With a high profile case comes more "education" campaigns on abusive relationships. And while this does help some, other women see the chance to file false reports against their partners. This is done to help in a divorce case, to gain favor in child custody cases and other dumb reasons.

So watch out, the cases of false abuse claims are going to spike in 2009!

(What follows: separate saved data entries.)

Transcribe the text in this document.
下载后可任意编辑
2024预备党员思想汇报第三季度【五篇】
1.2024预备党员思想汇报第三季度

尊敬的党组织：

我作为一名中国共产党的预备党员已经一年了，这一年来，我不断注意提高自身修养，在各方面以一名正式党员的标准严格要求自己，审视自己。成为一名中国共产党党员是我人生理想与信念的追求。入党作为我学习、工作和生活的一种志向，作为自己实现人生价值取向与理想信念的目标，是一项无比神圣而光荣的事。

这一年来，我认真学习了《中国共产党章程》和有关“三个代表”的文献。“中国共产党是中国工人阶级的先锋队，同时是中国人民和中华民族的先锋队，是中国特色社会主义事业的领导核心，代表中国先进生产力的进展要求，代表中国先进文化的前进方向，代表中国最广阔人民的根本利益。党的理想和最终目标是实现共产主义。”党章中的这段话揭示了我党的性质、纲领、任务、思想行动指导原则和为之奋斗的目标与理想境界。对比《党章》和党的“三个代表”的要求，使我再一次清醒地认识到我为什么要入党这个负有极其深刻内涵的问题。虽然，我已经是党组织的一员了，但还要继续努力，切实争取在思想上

Being a survior of 6 years of extreme domestic violence and in additiion, raped at the ages of 13 and 24, my motto has alwasys been:

 

 

                                        MEN and/or WOMEN WHO KNOWINGLY ACCUSE an INNOCENT MAN or WOMAN                                                                           of A VIOLENT ACT

                                                     DEGRADES EVERYONE OF US WHO HAVE BEEN.

 

Boy, you just touched a nerve.

 
March 16, 2009, 11:00 am CDT

Disagree!!

Although I wholeheartedly condone the show on domestic violence, I have to disagree with the message.  I absolutely do NOT agree with Dr. Phil saying that those that are abused have a damaged personal truth.  Also when Dr. Phil said that we generate the results we think we deserve is completely incorrect.  As a survivor of domestic violence, I have been astonished by the many misconceptions still running rampant.  Unfortunately all too often, an abuse victim hears that it is always their fault.  Dr. Phil's message on the show concurs this.  I would love to see him address the fact that many abusers have sociopathic tendencies.  How in the world is a victim supposed to handle someone of this nature? 

 

The show just confirmed my reasoning for writing about domestic violence.  I have already written a book, Bound by Hatred, about being in an abusive relationship but I felt even more compelled to write about the aftermath.  Leaving is not an end all and reform is crucial.  Unfortunately, there are often children involved and this causes serious problems in a victim being able to move on.  The children are often used as a power play by the abuser.  Therefore I am currently writing a sequel to address this very issue.  When will there ever be a show specifically addressing abusers and why they do what they do?? 

 

I do applaud the attention Dr. Phil has given to domestic violence but I would like to see the appropriate message communicated.  Thank you.